Con el advenimiento de Hugo Chávez al poder, se estructuró en el país una directriz educativa, comunicacional y cultural orientada a establecer una línea de pensamiento único. En forma paralela, se fue creando una conciencia anti productiva, de choque contra la iniciativa personal y privada, anti empresarial y contraria a la industria. Surgió un numeroso ejército de personas consustanciado con el Estado paternal opresor, alentado por el propio sistema socialista, que consistentemente alimentaba el repudio y la animadversión hacia la llamada oligarquía, retrotrayendo los tiempos de la guerra federal.
Progresivamente se fue afianzando una agenda política perfectamente encaminada a descapitalizar a todo aquel que osara invertir voluntariamente para hacer riqueza. Se ensañaron con todo lo que oliera a independencia de capital productivo. Sistemáticamente fueron arrinconando al sector privado. Esto trajo consecuencias lamentables. Desaparecieron empresas y negocios. Se multiplicó el desempleo aceleradamente, mientras el Estado/gobierno se convertía en dueño de fábricas, tierras, petróleo, aguas, energía, cemento, alimentos, y el deterioro social y económico del país se expandía sin demoras, ni precedentes.

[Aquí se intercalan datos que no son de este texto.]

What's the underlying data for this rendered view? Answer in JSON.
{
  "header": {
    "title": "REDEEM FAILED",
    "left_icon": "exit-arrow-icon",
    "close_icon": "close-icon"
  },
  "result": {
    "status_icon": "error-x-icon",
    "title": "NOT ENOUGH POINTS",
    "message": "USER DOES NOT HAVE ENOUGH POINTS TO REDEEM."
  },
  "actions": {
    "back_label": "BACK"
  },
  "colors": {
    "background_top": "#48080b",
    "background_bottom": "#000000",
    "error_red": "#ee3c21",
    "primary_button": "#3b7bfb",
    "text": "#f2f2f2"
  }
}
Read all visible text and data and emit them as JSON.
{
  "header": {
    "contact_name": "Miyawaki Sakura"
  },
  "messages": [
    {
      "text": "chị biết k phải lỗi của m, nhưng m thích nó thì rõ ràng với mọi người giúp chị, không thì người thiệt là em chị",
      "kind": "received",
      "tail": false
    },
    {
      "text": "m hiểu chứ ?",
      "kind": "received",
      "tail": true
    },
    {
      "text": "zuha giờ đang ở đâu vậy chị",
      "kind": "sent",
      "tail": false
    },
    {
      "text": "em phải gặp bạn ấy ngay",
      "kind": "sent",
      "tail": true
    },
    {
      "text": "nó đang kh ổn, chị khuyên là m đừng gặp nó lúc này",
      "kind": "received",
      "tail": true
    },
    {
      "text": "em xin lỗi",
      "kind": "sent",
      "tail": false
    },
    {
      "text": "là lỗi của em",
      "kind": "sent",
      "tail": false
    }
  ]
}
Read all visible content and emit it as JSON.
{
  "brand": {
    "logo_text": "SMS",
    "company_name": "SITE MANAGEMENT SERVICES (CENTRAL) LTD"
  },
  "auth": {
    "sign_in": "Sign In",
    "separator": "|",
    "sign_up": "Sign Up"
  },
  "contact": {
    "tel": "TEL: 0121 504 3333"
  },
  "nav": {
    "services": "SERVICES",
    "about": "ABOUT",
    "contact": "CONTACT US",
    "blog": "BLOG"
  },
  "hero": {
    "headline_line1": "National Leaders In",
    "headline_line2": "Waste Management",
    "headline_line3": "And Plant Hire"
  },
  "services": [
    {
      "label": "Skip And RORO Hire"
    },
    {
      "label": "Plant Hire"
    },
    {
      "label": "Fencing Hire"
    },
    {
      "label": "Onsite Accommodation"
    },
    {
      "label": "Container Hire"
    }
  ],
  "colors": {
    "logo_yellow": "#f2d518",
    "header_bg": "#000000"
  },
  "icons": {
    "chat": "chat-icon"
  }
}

Durante estas dos últimas décadas, Venezuela ha experimentado una de las peores crisis económicas de su historia. Y en este contexto, surgió una casta militar poderosa que controla el comercio, las importaciones de alimentos, la explotación petrolera, la extracción del oro y otros minerales. Sin dejar inadvertida la perversa élite formada en "los negocios" de la política, que ha otorgado licencia a altos jerarcas y sus familias, para ostentar un nivel de vida, que en nada tiene relación con los sueldos y salarios que oficialmente devengarían como funcionarios del gobierno. Son los nuevos millonarios de la llamada "revolución del siglo XXI", ungidos por la administración "bolivariana", despilfarradora y corrupta, usufructuaria del erario público con la más absoluta impunidad, sin límites ni sanciones. Algo semejante a los llamados doce apóstoles del extinto gobierno del expresidente Carlos Andrés Pérez. En Venezuela, se ha hecho honor a aquella frase gatopardiana del escritor italiano Giuseppe Tomasi Lampedusa: "cambiar las cosas para que nada cambie".
La recurrente afirmación de algunos opinadores de oficio, acerca del gran capital como el causante de la tragedia nacional, pierde credibilidad cuando se descubre el manejo despiadado de un presupuesto para beneficio del grupo que gobierna. Es una verdadera revolución cultural para la apología de la pobreza, la desigualdad y el estancamiento social. Cabe preguntarse: ¿Quién privatiza el capital?, ¿Quién maneja las inversiones del país? ¿De dónde parten las directrices del Banco Central de Venezuela?, ¿Quién dilapidó las reservas internacionales?
La dependencia nacional creció exponencialmente con la muerte de la producción interna. Las importaciones crecieron astronómicamente. Esto supone una correlación de precios internos, conducida por la variación de los precios del dólar como la moneda referente a nivel planetario, regidor del mercado mundial.
La miseria generalizada en Venezuela, por tanto, no proviene de una causa estrictamente externa. Es una causa generada por el plan geopolítico del gobierno venezolano en su intento por crear una multipolaridad donde las grandes potencias vuelven a la carga, en su búsqueda por el control de los mercados, donde Rusia, China, Estados Unidos y la Unión Europea son los protagonistas y beneficiarios reales.
En Venezuela, el prometido desarrollo tecnológico, científico y militar se transformó en utopía. En consecuencia, la dependencia no solo se reactivó sino que se fortaleció desmesuradamente. La desaceleración de la actividad industrial, manufacturera y agroalimentaria, las expropiaciones de tierras, hatos e industrias, en otras palabras, la devastación del sector productivo, aunado a la feroz corrupción, terminó de sellar nuestra miseria.
Con el efectista eslogan "poder y participación del pueblo" el gobierno impuso un vergonzoso sometimiento político. Mientras la ciudadanía se hunde en el silencio, el presidente Nicolás Maduro, pretende hacer creer que el pueblo es el que manda en Venezuela. Veinte años de empobrecimiento, represión y resignación. La destrucción del aparato productivo, la intolerancia ideológica y de pensamiento en los contubernios gubernamentales, mediocres formas de vida y dependencia del estado, una nueva esclavitud jamás pensada.
La realidad venezolana es un drama. Se armó el escenario de la dictadura institucional. Los sueños de una sociedad justa se convirtieron en un duro peregrinar para cubrir las necesidades básicas. Redujeron el denominado socialismo del siglo XXI, a una miserable figura de militarización descarada. Hoy Venezuela se asemeja a una caja de trapos viejos. El final de este despreciable estado de injusticia social será de consecuencias impredecibles.